Il est tard et peut-être trop tard mais il faut tout de même faire le minimum pour protéger l’Europe de ces assaillants :

_ Fermer les frontières de l’Union Européenne aux hommes.

_ Mettre dehors tous les mâles qui sont venus depuis un an sur le sol européen.

_ Offrir l’asile aux femmes cibles des violences des mâles musulmans et aux minorités persécutées (Yazidis en Syrie…)

_ N’offrir l’asile qu’aux hommes capables de démontrer qu’ils sont en danger parce que dans leur pays ils refusaient de se comporter en mâle musulman et luttaient contre les islamistes.

_ Fermeture de toutes les librairies islamistes dont les livres justifient et encouragent les violences et viols contre les femmes, la pédocriminalité11, le meurtre des non-musulmans, des homosexuel-lle-s, des juifs et des apostats.

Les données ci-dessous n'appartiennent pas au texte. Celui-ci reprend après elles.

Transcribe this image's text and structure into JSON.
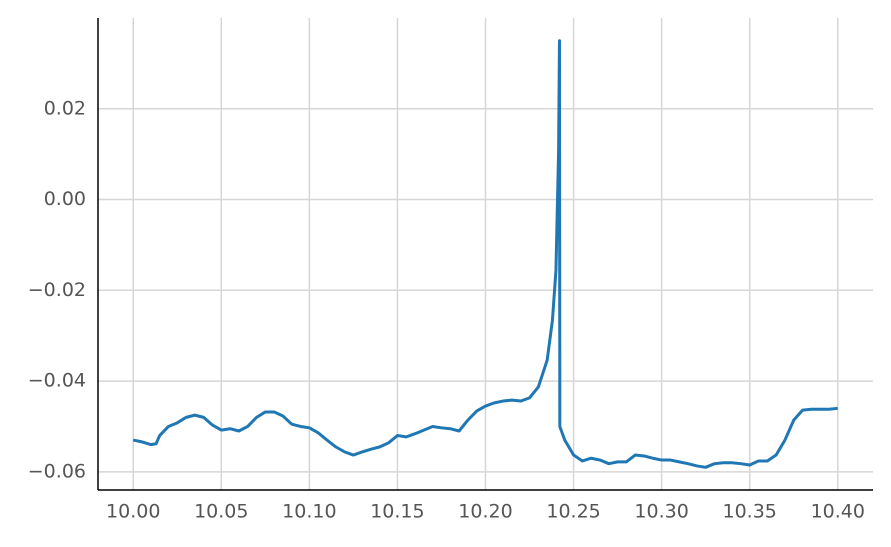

_ Fermeture de toutes les mosquées n’ayant pas réformé l’islam pour le rendre compatible avec la démocratie laïque et l’égalité femme-homme.

Sinon :

L’Europe humaniste est morte, vive l’Europe musulmane !

10 janvier 2016 Ana PAK

2 Les soldats d’Allah à l’assaut de l’Occident, livre de Djemila Benhabib

3Association ELELE des femmes d’origine turque (qui œuvrait pour la laïcité et droits des femmes) est disparue faute de subvention en 2010, lorsque Sarkozy a décidé de développer le communautarisme.

4Voir article

5d’après le ministre allemand de la Justice, Heiko Maas

7En 2014 et 2015 une centaine de migrants ont agressé des femmes dans un festival de musique à Stockholm. La police ne l’a révélé qu’en janvier 2016.http://www.7sur7.be/7s7/fr/1505/Monde/article/detail/2581344/2016/01/11/La-police-suedoise-reconnait-avoir-cache-une-vague-d-agressions-sexuelles.dhtml

10Suppression des langues grecques et latines n’est qu’un début. Bientôt ils diront que dans une société majoritairement musulmane il faut apprendre l’arabe et le coran, comme cela a été fait en Iran.